Print–Scan–Adapt emphasizes computation as a tool for resilience at the material-process interface, turning unpredictable extrusion into a design opportunity. By deliberately guiding over- and under-extrusion, participants create patterned modules where material variability becomes an intentional aesthetic. The final outcome is a collective prototype — such as a column or arch — assembled from modules whose surface textures directly reflect the process feedback, demonstrating how sensing, computation, and design converge in large-scale additive fabrication.

Key Learning Outcomes

Understand Pellet-Based Additive Manufacturing: Identify and analyze the challenges of pellet extrusion, including flow instability, bead width variation, and die swell.
Integrate Sensing for Real-Time Feedback: Set up and operate a scan-to-feedback workflow using Intel RealSense and Grasshopper, correlating robotic parameters with measured bead geometry.
Develop Predictive Toolpath Models: Build width-mapping models that translate target bead sizes into adjustable toolpath parameters and control variable deposition as a design element.
Fabricate Adaptive, Data-Driven Modules: Apply image-sampler logic and adaptive control to produce modules demonstrating material responsiveness and surface variation.
Collaborate on Collective Assemblies: Contribute to a final prototype that embodies resilience, material intelligence, and computational design.

Workshop Schedule

Day 1 – Calibration & Data Collection

Time: 10:00 am – 5:00 pm (w/ 1-hour break)

Welcome + overview of ACADIA theme & workshop goals
Introduction to pellet extrusion and feedback workflows
Printing test coupons: straight lines, arcs, corners at varying speeds
Scanning workflow: bead width extraction with RealSense
Building initial speed vs width dataset

Deliverables:

Set of calibration prints
Logged dataset correlating speed with bead width
Preliminary visualization of width vs. speed graph

Day 2 – Mapping & Design Integration

Time: 10:00 am – 5:00 pm (w/ 1-hour break)

Developing a mapping function: target width → robot parameters
Introducing image-sampler logic in Grasshopper
Designing variable-width toolpaths based on images/patterns
Pilot printing of patterned strips with scan validation

Deliverables:

Fitted width-mapping function
First patterned test strips with visible variation in bead width
Scan data comparing intended vs. achieved bead geometry

Day 3 – Prototyping & Assembly

Time: 10:00 am – 5:00 pm (w/ 1-hour break)
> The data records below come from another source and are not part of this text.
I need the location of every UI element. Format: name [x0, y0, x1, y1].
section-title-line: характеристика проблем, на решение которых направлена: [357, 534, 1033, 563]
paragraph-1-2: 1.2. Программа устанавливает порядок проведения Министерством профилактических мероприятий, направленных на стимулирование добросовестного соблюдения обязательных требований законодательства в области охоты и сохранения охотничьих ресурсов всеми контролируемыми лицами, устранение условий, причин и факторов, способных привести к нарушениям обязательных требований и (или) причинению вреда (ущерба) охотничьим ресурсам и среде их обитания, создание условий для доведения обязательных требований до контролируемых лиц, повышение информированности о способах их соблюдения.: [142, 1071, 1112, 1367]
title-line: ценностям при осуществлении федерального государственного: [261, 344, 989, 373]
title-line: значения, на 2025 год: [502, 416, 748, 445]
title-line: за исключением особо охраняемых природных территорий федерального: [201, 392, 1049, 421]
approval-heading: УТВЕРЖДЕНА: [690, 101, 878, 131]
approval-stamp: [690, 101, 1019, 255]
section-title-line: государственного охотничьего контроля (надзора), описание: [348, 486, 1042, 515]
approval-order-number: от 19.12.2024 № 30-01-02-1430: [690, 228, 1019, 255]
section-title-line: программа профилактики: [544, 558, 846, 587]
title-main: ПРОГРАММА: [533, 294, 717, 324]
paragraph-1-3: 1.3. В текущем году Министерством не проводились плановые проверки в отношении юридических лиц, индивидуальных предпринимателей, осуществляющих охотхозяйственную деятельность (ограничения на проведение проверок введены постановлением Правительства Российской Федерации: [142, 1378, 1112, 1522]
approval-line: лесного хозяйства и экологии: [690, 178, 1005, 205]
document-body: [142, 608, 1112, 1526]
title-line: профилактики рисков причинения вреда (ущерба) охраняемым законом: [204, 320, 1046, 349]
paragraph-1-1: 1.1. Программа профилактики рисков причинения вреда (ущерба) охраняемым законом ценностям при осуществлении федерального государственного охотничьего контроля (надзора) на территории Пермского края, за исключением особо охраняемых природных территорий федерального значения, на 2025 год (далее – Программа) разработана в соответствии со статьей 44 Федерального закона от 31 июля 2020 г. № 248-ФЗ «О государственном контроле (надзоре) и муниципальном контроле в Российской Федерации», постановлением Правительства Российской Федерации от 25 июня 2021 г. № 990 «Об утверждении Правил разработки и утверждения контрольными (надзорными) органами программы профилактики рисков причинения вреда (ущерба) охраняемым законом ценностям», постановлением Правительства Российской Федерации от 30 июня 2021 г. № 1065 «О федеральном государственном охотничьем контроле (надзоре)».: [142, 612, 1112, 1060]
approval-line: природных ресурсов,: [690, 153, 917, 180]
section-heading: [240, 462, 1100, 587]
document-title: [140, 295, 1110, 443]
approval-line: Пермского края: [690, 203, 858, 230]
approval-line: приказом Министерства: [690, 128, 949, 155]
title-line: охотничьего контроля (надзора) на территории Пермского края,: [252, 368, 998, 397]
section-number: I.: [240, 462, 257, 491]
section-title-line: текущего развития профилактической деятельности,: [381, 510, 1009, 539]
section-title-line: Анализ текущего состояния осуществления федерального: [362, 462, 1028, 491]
Generating toolpaths for final modules (column/arch components)
Printing with variable-width toolpaths; scanning to validate
Assembly of modules into collective prototype
Wrap-up: discussion of resilient workflows, sustainability, and design expression

Deliverables:

Individual modules printed with intentional bead width variation
Scans validating controlled over-/under-extrusion
Collective prototype (assembled column/arch)
Group reflections on outcomes and future applications

Total Workshop Time: ~21 hours over 3 days

Participant Information

Audience: Students, researchers, and professionals in architecture, design, and digital fabrication
Skill Level: Intermediate. Prior knowledge of Rhino/Grasshopper is helpful but not required
Group Size: 15–20 participants